国交省、来秋にも「自動車・物流局」に組織再編
国土交通省は物流行政の強化に向けて組織改正を行う。現在の公共交通・物流政策審議官部門に置かれた「物流政策課」「大臣官房参事官(物流産業)室」「大臣官房参事官(国際物流)室」の3つの物流関連部署を「自動車局」の傘下に移管し、自動車局は「自動車・物流局(仮称)」と名称を改める。物流行政とトラック輸送行政の一体的で効果的な推進体制を構築することが狙い。組織改正は来年度に実施し、詳細な時期と正式名称は政府の承認の上で決定するが秋頃が有力視されている。
物流3部署がトラック行政の貨物課と隣接
組織改正の最大の目的は物流行政の強化だ。今後の物流行政について、物流DXなどによるサプライチェーン全体の最適化や、脱炭素化社会の実現に向けたグリーン化など様々な課題に効果的に対応することが重要との考えに基づき、新たな組織体制で施策を推進する。
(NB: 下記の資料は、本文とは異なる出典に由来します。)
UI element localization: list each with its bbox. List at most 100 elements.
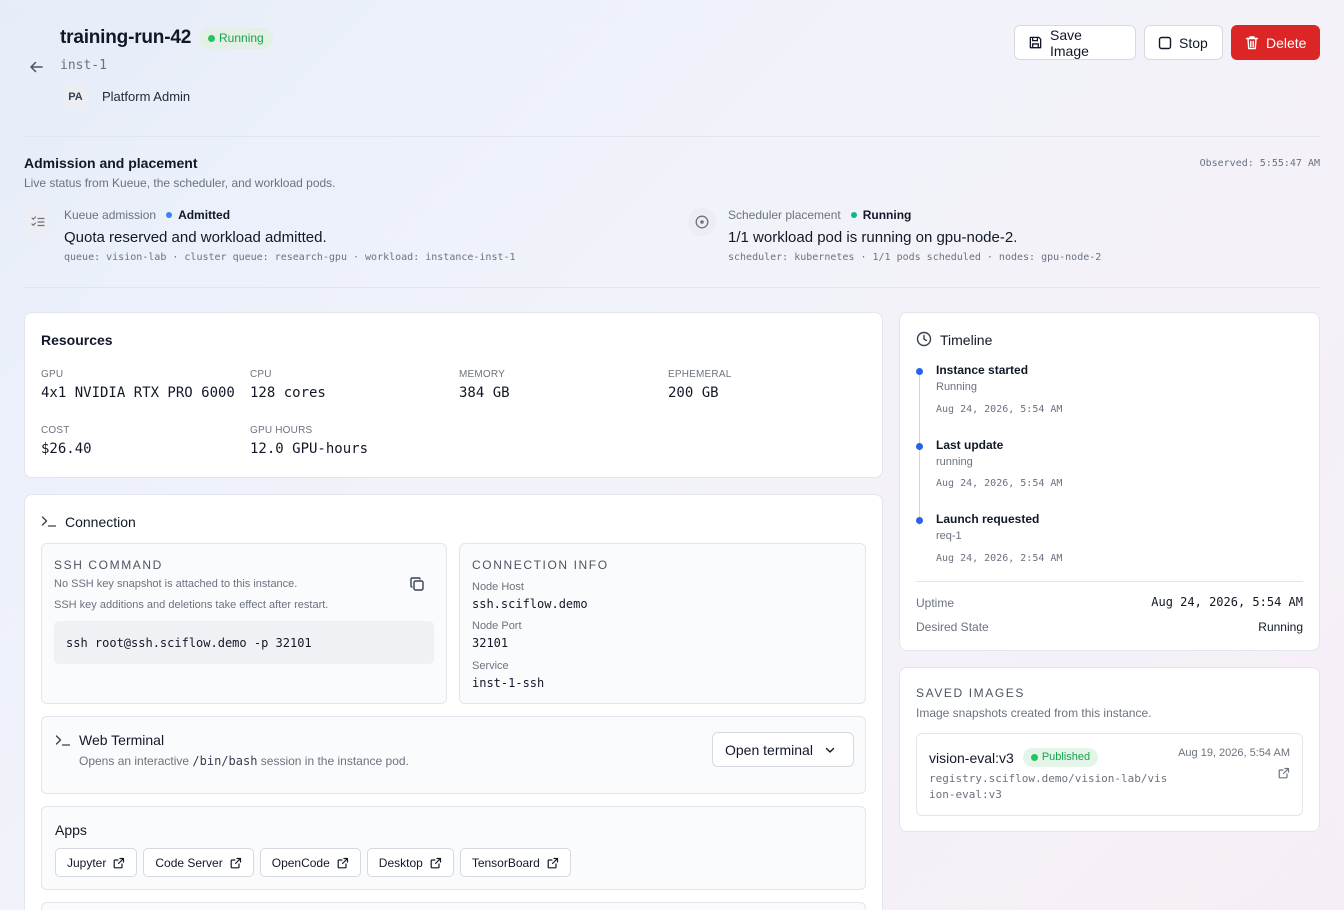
saved-image-item[interactable]: vision-eval:v3 Published registry.sciflo… [916,733,1303,816]
resource-memory: MEMORY 384 GB [459,369,510,401]
event-time: Aug 24, 2026, 5:54 AM [936,478,1063,489]
divider [24,136,1320,137]
divider [916,581,1303,582]
image-name: vision-eval:v3 [929,749,1014,766]
timeline-dot [916,368,923,375]
app-label: OpenCode [271,855,330,870]
copy-icon[interactable] [409,576,425,597]
info-label: Node Host [472,581,524,593]
resource-label: GPU [41,369,64,380]
resource-gpu: GPU 4x1 NVIDIA RTX PRO 6000 [41,369,235,401]
resource-value: $26.40 [41,441,92,457]
chevron-down-icon [825,747,835,753]
app-label: Code Server [155,855,223,870]
app-desktop-button[interactable]: Desktop [366,848,454,877]
connection-info-heading: CONNECTION INFO [472,558,609,572]
app-tensorboard-button[interactable]: TensorBoard [459,848,571,877]
web-terminal-panel: Web Terminal Opens an interactive /bin/b… [41,716,866,794]
ssh-command-text[interactable]: ssh root@ssh.sciflow.demo -p 32101 [54,621,434,664]
web-terminal-desc: Opens an interactive /bin/bash session i… [79,754,409,768]
scheduler-message: 1/1 workload pod is running on gpu-node-… [728,229,1018,246]
kueue-message: Quota reserved and workload admitted. [64,229,327,246]
resource-label: MEMORY [459,369,506,380]
event-sub: Running [936,381,977,393]
owner-name: Platform Admin [102,89,191,104]
external-link-icon [430,857,441,868]
page-title: training-run-42 [60,27,192,48]
admission-title: Admission and placement [24,155,198,171]
ssh-note: SSH key additions and deletions take eff… [54,599,329,611]
apps-panel: Apps Jupyter Code Server OpenCode Deskto… [41,806,866,890]
app-code-server-button[interactable]: Code Server [143,848,254,877]
scheduler-status: Running [850,208,911,222]
status-badge: Running [199,28,273,49]
event-time: Aug 24, 2026, 2:54 AM [936,553,1063,564]
timeline-line [919,375,920,525]
external-link-icon [230,857,241,868]
event-time: Aug 24, 2026, 5:54 AM [936,404,1063,415]
external-link-icon [113,857,125,868]
event-title: Launch requested [936,512,1040,526]
scheduler-label: Scheduler placement [728,208,841,222]
saved-images-heading: SAVED IMAGES [916,686,1026,700]
apps-list: Jupyter Code Server OpenCode Desktop Ten… [55,848,577,877]
info-label: Service [472,660,509,672]
timeline-title: Timeline [940,332,993,348]
desired-state-value: Running [1258,620,1303,634]
ssh-note: No SSH key snapshot is attached to this … [54,578,298,590]
app-label: Desktop [378,855,423,870]
scheduler-meta: scheduler: kubernetes · 1/1 pods schedul… [728,252,1102,263]
resources-card: Resources GPU 4x1 NVIDIA RTX PRO 6000 CP… [24,312,883,478]
app-label: Jupyter [67,855,107,870]
timeline-dot [916,443,923,450]
desired-state-label: Desired State [916,620,989,634]
external-link-icon [547,857,558,868]
terminal-prompt-icon [41,515,57,533]
save-icon [1029,36,1042,49]
save-image-label: Save Image [1050,26,1089,59]
checklist-icon [24,208,52,236]
apps-title: Apps [55,822,87,838]
avatar: PA [62,83,89,110]
resource-cost: COST $26.40 [41,425,92,457]
resource-cpu: CPU 128 cores [250,369,326,401]
info-value: inst-1-ssh [472,676,545,690]
admission-subtitle: Live status from Kueue, the scheduler, a… [24,176,336,190]
kueue-status: Admitted [166,208,230,222]
clock-icon [916,331,932,352]
event-sub: running [936,456,973,468]
web-terminal-title: Web Terminal [79,732,165,748]
kueue-label: Kueue admission [64,208,157,222]
image-ref: registry.sciflow.demo/vision-lab/vision-… [929,772,1168,801]
save-image-button[interactable]: Save Image [1014,25,1136,60]
app-opencode-button[interactable]: OpenCode [259,848,361,877]
resource-ephemeral: EPHEMERAL 200 GB [668,369,732,401]
open-terminal-button[interactable]: Open terminal [712,732,854,767]
trash-icon [1245,36,1259,50]
resource-value: 384 GB [459,385,510,401]
divider [24,287,1320,288]
target-icon [688,208,716,236]
resource-value: 128 cores [250,385,326,401]
info-value: ssh.sciflow.demo [472,597,588,611]
stop-button[interactable]: Stop [1144,25,1223,60]
resources-title: Resources [41,332,113,348]
stop-label: Stop [1179,34,1208,51]
resource-label: EPHEMERAL [668,369,732,380]
connection-info-panel: CONNECTION INFO Node Host ssh.sciflow.de… [459,543,866,704]
app-label: TensorBoard [471,855,540,870]
external-link-icon[interactable] [1278,766,1290,784]
desc-code: /bin/bash [192,754,258,768]
instance-id: inst-1 [60,58,107,73]
desc-text: Opens an interactive [79,754,190,768]
kueue-meta: queue: vision-lab · cluster queue: resea… [64,252,516,263]
delete-button[interactable]: Delete [1231,25,1320,60]
event-title: Instance started [936,363,1029,377]
timeline-card: Timeline Instance started Running Aug 24… [899,312,1320,651]
app-jupyter-button[interactable]: Jupyter [55,848,138,877]
saved-images-card: SAVED IMAGES Image snapshots created fro… [899,667,1320,832]
observed-time: Observed: 5:55:47 AM [1199,158,1320,169]
resource-value: 12.0 GPU-hours [250,441,369,457]
back-arrow-icon[interactable] [27,58,45,76]
external-link-icon [337,857,348,868]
現在、物流政策を担当する「物流政策課」「大臣官房参事官(物流産業)室」「大臣官房参事官(国際物流)室」の3部署が所属する公共交通・物流政策審議官部門から切り離し、トラック輸送行政を担当する自動車局貨物課と同じ局内に置く。国内物流の太宗を担うトラック輸送分野の施策とこれまで以上に緊密な連携を取ることで、施策の推進を強化していく。
これまで、物流政策課は陸海空の3輸送モードが担う物流全般にわたる行政を担当し、参事官(物流産業)室は倉庫業、フォワーディング業、自動車ターミナル業、物流分野の災害関連を所管してきた。参事官(国際物流)室はグローバルサプライチェーンの発展を踏まえ、東アジア・ASEAN地域などを中心とした物流関連施策を推進してきた。今後、「自動車・物流局」の傘下に置かれても、その機能は変わらない。
国交省の関係者は、「世界的にもサプライチェーンの混乱がみられる一方、国内では労働力不足が進み、特にトラックドライバー不足が深刻化している。そうした中、わが国の物流の太宗を担うトラック輸送関連の施策と物流関連の施策との関係はこれまで以上に緊密な連携が必要」とし、新体制で物流課題の解決に取り組んでいく考えを披露した。
「2024年問題」や中長期の課題に対応
現在、物流における最大の課題と言えるのが「2024年問題」だ。24年4月からトラックドライバーの時間外労働規制が罰則付きで施行される。ドライバーの働き方が変わることで、19ヵ月後にはいままでの物流のあり方が通用しなくなる。そこで国交省は自動車局貨物課を中心に安定的なトラック輸送を維持する取り組みを進めてきた。一方、物流行政を担う公共交通・物流政策審議官部門では、国の物流政策を定めた「総合物流施策大綱」の方針に基づき、様々な物流政策を実施することで物流の安定的・持続的な維持に取り組んでいる。国交省では国内物流の太宗を担うのはトラック輸送であるとの観点から、「2024年問題」への対応とともに、中長期的な視点から物流のサステナビリティを担保するため、物流行政とトラック輸送行政の一体的な推進体制を構築することとした。
国交省の関係者は「従来の公共交通・物流政策審議官部門から物流政策担当部署を分離することになるが、公共交通政策を所管する審議官部門は名称を改めた上で存続する予定。物流関連の部署はこれまでも貨物課との連携を図ってきたが、新体制では連携がより一層強化される。物流担当3部署の機能はいままでと変わらない」とした。
ただ、物流関連部署は、これまでトラックから鉄道・船舶へのモーダルシフト推進を担ってきたという経緯がある。今後、トラック輸送行政を核とした自動車局と一体的に運営される中で「モーダルシフトをどう位置づけるか組織運営面で難しい局面も予想される」との声もある。